Alan Huffman is an American author and journalist. He is the author of five nonfiction books, three of which deal with history related to the American South. He is notable as an opposition researcher.

==Life and work==
Huffman is from Bolton, Mississippi.

He moved the Holly Grove Plantation House from near Port Gibson, Mississippi to Bolton, Mississippi in 1990. The home is listed on the National Register of Historic Places.

Ten Point: Deer Camp in the Mississippi Delta, (1997) was his first book. It is a photo-essay, exploring decades of the Issaquena County wilderness in the Mississippi Delta. Huffman wrote text as a setting for photographs by his grandmother Florence Huffman. She had frequently accompanied her husband and friends to the hunting camp, and her photos spanned the period of 1927 to 1962. After that, developers and the US Army Corps of Engineers took over the area. This territory was the setting for William Faulkner's short story "The Bear".

Mississippi in Africa: The Saga of the Slaves of Prospect Hill Plantation and Their Legacy in Liberia (2004) explores two related but different worlds of African Americans in the antebellum period. It reveals the settlement of Mississippi-in-Africa, in present-day Sinoe County, Liberia, as well as the slave world at Prospect Hill Plantation, which they left behind. This colony was initiated in the 1830s by the Mississippi chapter of the American Colonization Society, in order to relocate freed slaves out of the state. It was later incorporated into what became the independent nation of Liberia.

Sultana: Surviving the Civil War, Prison, and the Worst Maritime Disaster in American History (2009) follows four young Union soldiers through the American Civil War, including their capture and imprisonment.

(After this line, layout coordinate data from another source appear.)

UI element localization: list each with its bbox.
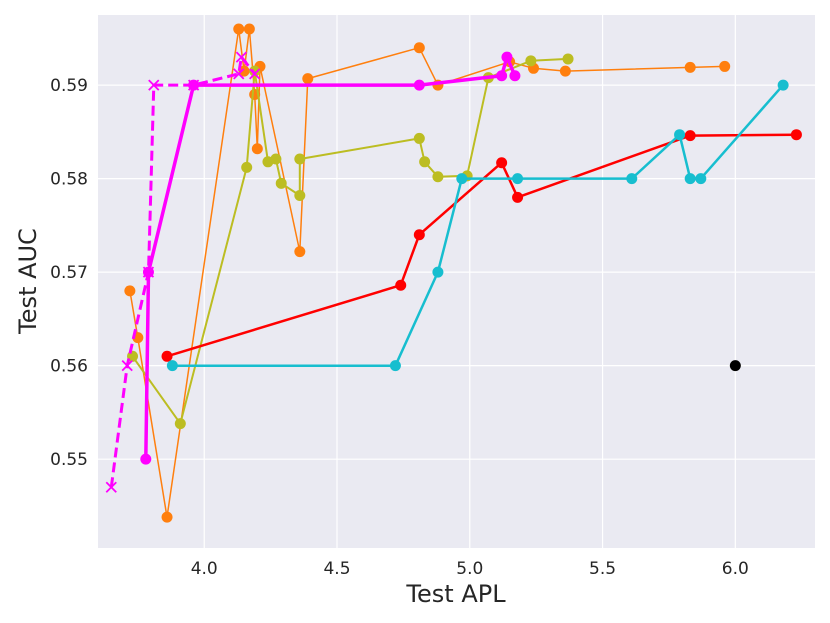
- data-point: [512, 173, 524, 185]
- series-6: [729, 360, 741, 372]
- y-tick-label: 0.58: [50, 170, 88, 190]
- x-tick-label: 4.0: [191, 559, 218, 579]
- data-point: [674, 129, 686, 141]
- data-point: [174, 418, 186, 430]
- ticks-layer: 4.0 4.5 5.0 5.5 6.0 0.55 0.56 0.57 0.58 0.59: [50, 76, 749, 579]
- data-point: [251, 143, 263, 155]
- data-point: [684, 61, 696, 73]
- data-point: [413, 42, 425, 54]
- series-line: [131, 57, 569, 425]
- series-5: [105, 51, 261, 493]
- series-1: [127, 53, 574, 430]
- x-axis-label: Test APL: [405, 580, 506, 608]
- data-point: [413, 229, 425, 241]
- x-tick-label: 4.5: [323, 559, 350, 579]
- data-point: [729, 360, 741, 372]
- data-point: [562, 53, 574, 65]
- series-2: [161, 129, 802, 362]
- data-point: [512, 191, 524, 203]
- data-point: [790, 129, 802, 141]
- data-point: [777, 79, 789, 91]
- data-point: [413, 79, 425, 91]
- x-tick-label: 5.0: [456, 559, 483, 579]
- data-point: [161, 511, 173, 523]
- data-point: [626, 173, 638, 185]
- data-point: [105, 481, 117, 493]
- data-point: [695, 173, 707, 185]
- data-point: [275, 177, 287, 189]
- data-point: [233, 68, 245, 80]
- x-tick-label: 5.5: [589, 559, 616, 579]
- data-point: [684, 130, 696, 142]
- data-point: [142, 266, 155, 278]
- data-point: [241, 161, 253, 173]
- data-point: [413, 132, 425, 144]
- data-point: [432, 266, 444, 278]
- y-tick-label: 0.59: [50, 76, 88, 96]
- data-point: [187, 79, 200, 91]
- plot-background: [98, 15, 815, 548]
- data-point: [249, 65, 261, 77]
- data-point: [243, 23, 255, 35]
- data-point: [233, 23, 245, 35]
- data-point: [302, 73, 314, 85]
- data-point: [249, 68, 261, 80]
- data-point: [294, 153, 306, 165]
- data-point: [395, 279, 407, 291]
- data-point: [501, 51, 513, 63]
- data-point: [456, 173, 468, 185]
- data-point: [124, 285, 136, 297]
- data-point: [294, 246, 306, 258]
- data-point: [496, 70, 508, 82]
- y-axis-label: Test AUC: [14, 228, 42, 335]
- series-line: [109, 55, 256, 488]
- series-layer: [105, 23, 802, 523]
- data-point: [684, 173, 696, 185]
- data-point: [509, 70, 521, 82]
- data-point: [559, 65, 571, 77]
- data-point: [140, 453, 152, 465]
- data-point: [525, 55, 537, 67]
- data-point: [719, 60, 731, 72]
- data-point: [294, 189, 306, 201]
- y-tick-label: 0.57: [50, 263, 88, 283]
- data-point: [121, 360, 133, 372]
- data-point: [161, 350, 173, 362]
- data-point: [389, 360, 401, 372]
- data-point: [235, 51, 248, 63]
- series-3: [166, 79, 789, 372]
- y-tick-label: 0.55: [50, 450, 88, 470]
- data-point: [148, 79, 160, 91]
- x-tick-label: 6.0: [722, 559, 749, 579]
- data-point: [432, 171, 444, 183]
- data-point: [419, 156, 431, 168]
- data-point: [496, 157, 508, 169]
- data-point: [270, 153, 282, 165]
- data-point: [238, 65, 250, 77]
- y-tick-label: 0.56: [50, 357, 88, 377]
- data-point: [166, 360, 178, 372]
- series-0: [124, 23, 731, 523]
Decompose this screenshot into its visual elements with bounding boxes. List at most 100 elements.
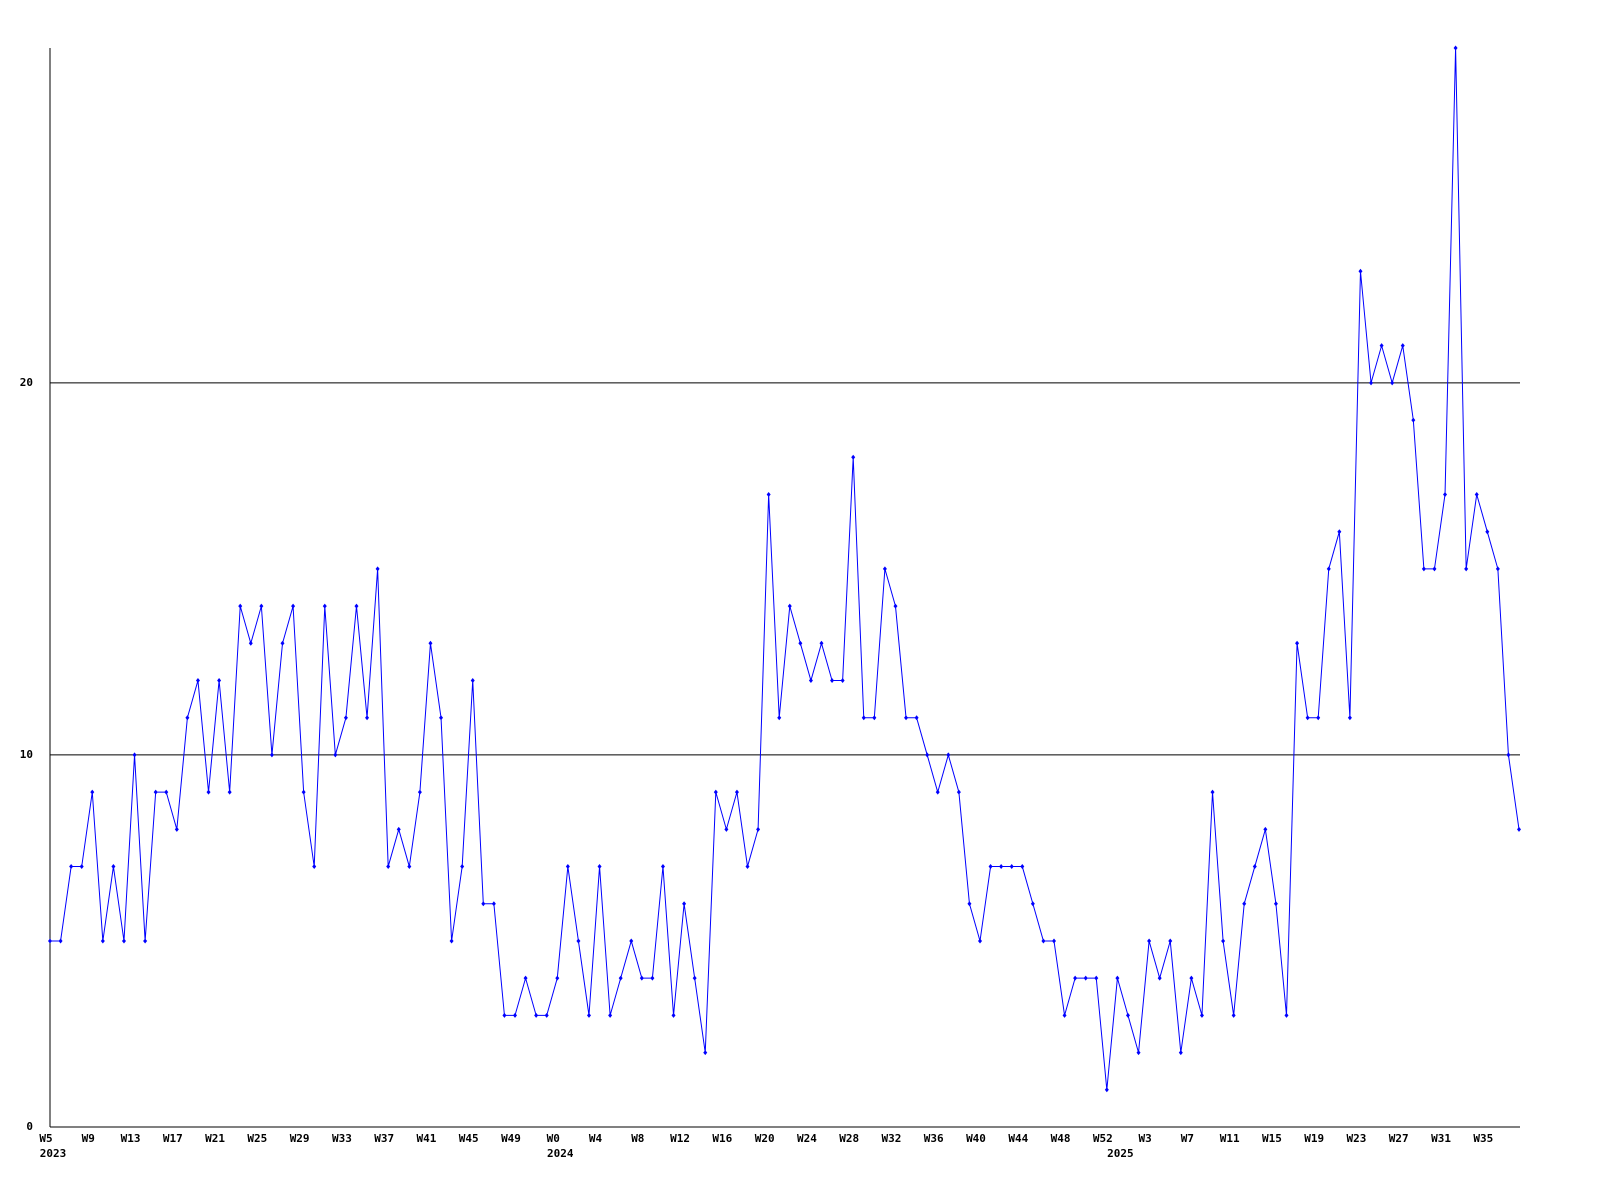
- point: [692, 975, 697, 981]
- point: [544, 1012, 549, 1018]
- point: [1231, 1012, 1236, 1018]
- point: [238, 603, 243, 609]
- point: [851, 454, 856, 460]
- point: [523, 975, 528, 981]
- point: [766, 491, 771, 497]
- point: [1443, 491, 1448, 497]
- x-tick-label: W21: [205, 1132, 225, 1145]
- point: [513, 1012, 518, 1018]
- point: [999, 864, 1004, 870]
- point: [756, 826, 761, 832]
- x-tick-label: W11: [1220, 1132, 1240, 1145]
- point: [69, 864, 74, 870]
- point: [565, 864, 570, 870]
- point: [1421, 566, 1426, 572]
- point: [312, 864, 317, 870]
- x-tick-label: W36: [924, 1132, 944, 1145]
- point: [481, 901, 486, 907]
- point: [1305, 715, 1310, 721]
- point: [861, 715, 866, 721]
- point: [904, 715, 909, 721]
- x-tick-label: W0: [547, 1132, 560, 1145]
- point: [248, 640, 253, 646]
- point: [1242, 901, 1247, 907]
- point: [1316, 715, 1321, 721]
- x-tick-label: W48: [1051, 1132, 1071, 1145]
- point: [417, 789, 422, 795]
- point: [1263, 826, 1268, 832]
- point: [671, 1012, 676, 1018]
- point: [259, 603, 264, 609]
- x-tick-label: W16: [712, 1132, 732, 1145]
- point: [1379, 343, 1384, 349]
- point: [1041, 938, 1046, 944]
- x-tick-label: W40: [966, 1132, 986, 1145]
- x-tick-label: W45: [459, 1132, 479, 1145]
- point: [1517, 826, 1521, 832]
- point: [1432, 566, 1437, 572]
- point: [1252, 864, 1257, 870]
- x-tick-label: W29: [290, 1132, 310, 1145]
- point: [132, 752, 137, 758]
- point: [1083, 975, 1088, 981]
- point: [956, 789, 961, 795]
- point: [713, 789, 718, 795]
- y-tick-label: 0: [26, 1120, 33, 1133]
- line: [50, 47, 1520, 1090]
- x-tick-label: W7: [1181, 1132, 1194, 1145]
- point: [90, 789, 95, 795]
- x-tick-label: W23: [1347, 1132, 1367, 1145]
- point: [819, 640, 824, 646]
- point: [100, 938, 105, 944]
- x-year-label: 2025: [1107, 1147, 1134, 1160]
- point: [439, 715, 444, 721]
- point: [1358, 268, 1363, 274]
- point: [396, 826, 401, 832]
- point: [618, 975, 623, 981]
- point: [322, 603, 327, 609]
- x-tick-label: W35: [1473, 1132, 1493, 1145]
- point: [1062, 1012, 1067, 1018]
- point: [946, 752, 951, 758]
- x-tick-label: W44: [1008, 1132, 1028, 1145]
- point: [301, 789, 306, 795]
- point: [1020, 864, 1025, 870]
- point: [1347, 715, 1352, 721]
- point: [787, 603, 792, 609]
- x-tick-label: W8: [631, 1132, 644, 1145]
- point: [1273, 901, 1278, 907]
- point: [893, 603, 898, 609]
- point: [724, 826, 729, 832]
- x-tick-label: W9: [82, 1132, 95, 1145]
- point: [555, 975, 560, 981]
- point: [660, 864, 665, 870]
- point: [365, 715, 370, 721]
- point: [1390, 380, 1395, 386]
- point: [1157, 975, 1162, 981]
- x-tick-label: W31: [1431, 1132, 1451, 1145]
- x-tick-label: W33: [332, 1132, 352, 1145]
- point: [777, 715, 782, 721]
- point: [935, 789, 940, 795]
- point: [291, 603, 296, 609]
- point: [1474, 491, 1479, 497]
- point: [830, 678, 835, 684]
- x-tick-label: W24: [797, 1132, 817, 1145]
- point: [1125, 1012, 1130, 1018]
- point: [639, 975, 644, 981]
- point: [1295, 640, 1300, 646]
- point: [195, 678, 200, 684]
- x-year-label: 2023: [40, 1147, 67, 1160]
- x-tick-label: W12: [670, 1132, 690, 1145]
- point: [206, 789, 211, 795]
- point: [925, 752, 930, 758]
- y-tick-label: 20: [20, 376, 33, 389]
- point: [153, 789, 158, 795]
- point: [354, 603, 359, 609]
- point: [1147, 938, 1152, 944]
- point: [174, 826, 179, 832]
- x-tick-label: W4: [589, 1132, 603, 1145]
- point: [1136, 1050, 1141, 1056]
- point: [608, 1012, 613, 1018]
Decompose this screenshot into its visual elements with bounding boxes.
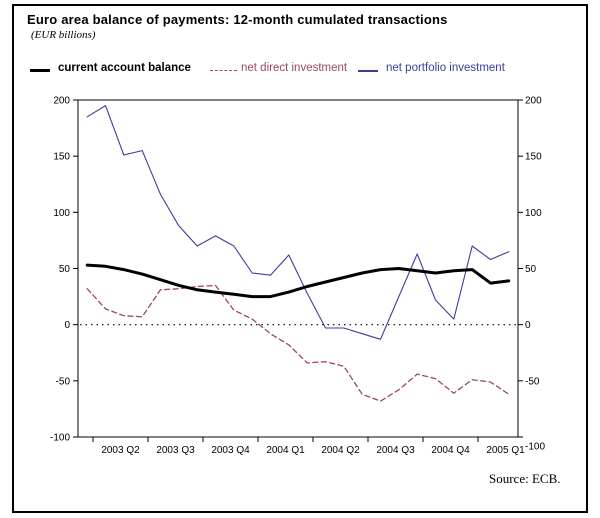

It culminates with their surviving the explosion and sinking of the riverboat Sultana, in which 1700 people died; it was the worst maritime disaster in American history.

We're with Nobody: Two Insiders Reveal the Dark Side of American Politics (2012), co-authored with Michael Rejebian, describes the authors' work for 18 years as opposition researchers. During this period they studied candidates ranging from presidential appointments and congressional representatives, down to people running for the local school board. They reveal an inside look at a little-understood aspect of American politics and show that they are trying to bring factual material to public light so that voters have information on candidates.

Here I Am: The Story of Tim Hetherington, War Photographer (Grove Press, 2013), is a biography of photojournalist Tim Hetherington. He covered conflicts in the African nations of Liberia, Sierra Leone, Darfur, Nigeria, and Libya, as well as Afghanistan. Huffman describes Hetherington as having an artistic eye and focused on revealing the lives of his subjects, setting him apart from other conflict photographers. In addition, he was credited with Sebastian Junger) as co-director of the documentary film Restrepo, about an American base in Afghanistan, which was nominated for an Academy Award. Hetherington was killed in Libya, alongside photographer Chris Hondros, on April 20, 2011, while covering that nation's revolution.